Furthermore, the service and supply industries have historically responded in unexpected ways to the need for new capacity to perform the industry's work. Five years ago, who would have predicted that shipyards would now be fabricating deepwater drillships for the oil and gas industry?

It all costs money, though. Day rates for deepwater drilling rigs are reported to have tripled in the last 2 years and quadrupled or more in the last 4-5 years. That, plus long-term commitments by operators, is what it took to revive construction of deepwater drilling units. The day-rate rise and other structural cost hikes won't yield easily to pressure from a cyclical change in oil prices.

As always, the ultimate question about OCS Sale 169, three-fourths of the tracts in which are in 200 m or more of water, is what an offshore lease is worth. And the answer has to be that on Mar. 18, thanks to falling oil prices and rising costs, a lease will be worth less than it was, say, a year earlier. Over a longer period, though, that answer need not mean very much.

The test

The most interesting part of Sale 169 is that it will test the extent to which operators take the longer view.
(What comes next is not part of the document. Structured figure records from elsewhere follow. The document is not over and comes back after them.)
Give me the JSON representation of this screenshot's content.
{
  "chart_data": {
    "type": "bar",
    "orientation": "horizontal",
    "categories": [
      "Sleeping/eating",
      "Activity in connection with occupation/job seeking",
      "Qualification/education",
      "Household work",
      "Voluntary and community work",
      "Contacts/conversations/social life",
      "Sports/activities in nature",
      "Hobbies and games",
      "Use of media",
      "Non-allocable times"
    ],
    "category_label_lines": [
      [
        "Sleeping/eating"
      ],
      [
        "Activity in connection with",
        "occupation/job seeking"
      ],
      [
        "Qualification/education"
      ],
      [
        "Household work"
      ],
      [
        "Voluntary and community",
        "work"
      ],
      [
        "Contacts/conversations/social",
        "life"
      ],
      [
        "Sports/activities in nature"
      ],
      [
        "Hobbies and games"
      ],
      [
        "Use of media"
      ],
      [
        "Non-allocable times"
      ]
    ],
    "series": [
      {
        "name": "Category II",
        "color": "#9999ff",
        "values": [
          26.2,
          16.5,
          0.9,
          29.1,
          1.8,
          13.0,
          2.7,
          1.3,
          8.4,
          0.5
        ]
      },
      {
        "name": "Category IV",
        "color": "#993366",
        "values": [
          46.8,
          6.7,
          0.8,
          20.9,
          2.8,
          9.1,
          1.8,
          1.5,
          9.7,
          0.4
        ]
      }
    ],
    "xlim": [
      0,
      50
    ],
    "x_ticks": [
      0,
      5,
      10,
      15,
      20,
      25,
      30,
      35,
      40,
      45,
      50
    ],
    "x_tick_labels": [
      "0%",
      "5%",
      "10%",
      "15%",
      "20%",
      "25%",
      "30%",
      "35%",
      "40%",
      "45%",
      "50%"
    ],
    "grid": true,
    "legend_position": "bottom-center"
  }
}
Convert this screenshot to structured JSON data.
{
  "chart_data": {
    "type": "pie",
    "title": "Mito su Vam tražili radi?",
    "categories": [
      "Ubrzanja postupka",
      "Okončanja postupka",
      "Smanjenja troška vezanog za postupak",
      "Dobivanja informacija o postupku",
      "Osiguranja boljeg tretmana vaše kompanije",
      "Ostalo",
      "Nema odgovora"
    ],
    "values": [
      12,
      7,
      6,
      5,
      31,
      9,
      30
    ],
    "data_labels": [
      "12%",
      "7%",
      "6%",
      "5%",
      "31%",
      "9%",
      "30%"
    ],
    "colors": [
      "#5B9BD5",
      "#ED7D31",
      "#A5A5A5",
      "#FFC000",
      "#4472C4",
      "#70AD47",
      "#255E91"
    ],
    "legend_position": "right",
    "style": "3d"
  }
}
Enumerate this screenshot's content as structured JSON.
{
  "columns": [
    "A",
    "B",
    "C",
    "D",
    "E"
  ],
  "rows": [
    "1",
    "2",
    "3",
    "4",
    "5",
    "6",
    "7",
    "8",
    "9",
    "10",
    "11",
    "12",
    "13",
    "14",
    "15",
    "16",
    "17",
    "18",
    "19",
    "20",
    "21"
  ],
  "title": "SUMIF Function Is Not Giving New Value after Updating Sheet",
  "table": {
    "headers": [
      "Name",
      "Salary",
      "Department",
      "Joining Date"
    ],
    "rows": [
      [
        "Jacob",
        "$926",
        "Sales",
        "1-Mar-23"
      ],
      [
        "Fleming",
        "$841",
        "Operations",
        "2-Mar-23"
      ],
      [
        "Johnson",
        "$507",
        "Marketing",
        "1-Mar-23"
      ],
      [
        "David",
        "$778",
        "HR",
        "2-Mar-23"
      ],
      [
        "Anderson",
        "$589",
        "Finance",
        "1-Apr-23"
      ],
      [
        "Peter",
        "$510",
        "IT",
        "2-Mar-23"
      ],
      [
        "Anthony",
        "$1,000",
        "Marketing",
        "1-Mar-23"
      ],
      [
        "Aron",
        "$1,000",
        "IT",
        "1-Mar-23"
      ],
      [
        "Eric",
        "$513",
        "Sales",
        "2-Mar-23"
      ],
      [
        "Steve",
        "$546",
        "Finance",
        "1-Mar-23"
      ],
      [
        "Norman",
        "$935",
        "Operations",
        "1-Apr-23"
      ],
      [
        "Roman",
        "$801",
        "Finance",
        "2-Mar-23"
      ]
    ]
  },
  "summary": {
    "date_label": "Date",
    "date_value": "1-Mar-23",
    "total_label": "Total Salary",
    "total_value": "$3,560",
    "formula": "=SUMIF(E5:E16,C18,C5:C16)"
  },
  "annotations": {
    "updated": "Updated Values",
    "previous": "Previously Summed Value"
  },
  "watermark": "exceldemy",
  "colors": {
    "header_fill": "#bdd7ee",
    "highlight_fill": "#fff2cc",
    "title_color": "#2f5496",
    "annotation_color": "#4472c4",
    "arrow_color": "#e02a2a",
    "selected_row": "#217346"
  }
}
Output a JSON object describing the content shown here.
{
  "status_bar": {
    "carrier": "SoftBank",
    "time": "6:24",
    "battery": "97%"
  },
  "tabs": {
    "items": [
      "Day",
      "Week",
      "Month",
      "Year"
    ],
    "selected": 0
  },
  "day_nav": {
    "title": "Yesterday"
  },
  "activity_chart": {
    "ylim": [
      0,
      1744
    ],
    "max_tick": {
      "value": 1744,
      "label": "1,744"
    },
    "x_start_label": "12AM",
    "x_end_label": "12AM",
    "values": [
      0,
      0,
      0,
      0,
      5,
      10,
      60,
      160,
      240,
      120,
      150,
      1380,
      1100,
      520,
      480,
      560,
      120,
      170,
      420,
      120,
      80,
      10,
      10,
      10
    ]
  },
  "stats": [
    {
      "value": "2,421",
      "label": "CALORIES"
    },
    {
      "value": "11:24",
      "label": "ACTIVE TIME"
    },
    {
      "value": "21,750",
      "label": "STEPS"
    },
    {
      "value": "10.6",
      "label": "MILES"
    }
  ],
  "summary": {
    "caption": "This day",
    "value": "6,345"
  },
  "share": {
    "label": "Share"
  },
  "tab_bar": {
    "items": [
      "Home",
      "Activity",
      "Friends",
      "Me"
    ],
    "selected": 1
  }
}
In that regard, companies have help that wasn't available before the gulf OCS sales of 1996, in which deepwater leasing began to rise. In November 1995, President Clinton signed legislation that extended lease terms and created royalty holidays for new production from leases in 200 m or more of water. The measure has been central to the surge of activity in the gulf's deep waters and to a needed lift in OCS leasing and drilling.

If bidders in Sale 169 show little sign of panic over a cost-price squeeze that won't last forever, federal royalty relief will be important to the explanation. It has certainly been important to federal revenues, the oil and gas industry, U.S. energy supply, and the economies of states that allow OCS leasing off their shores.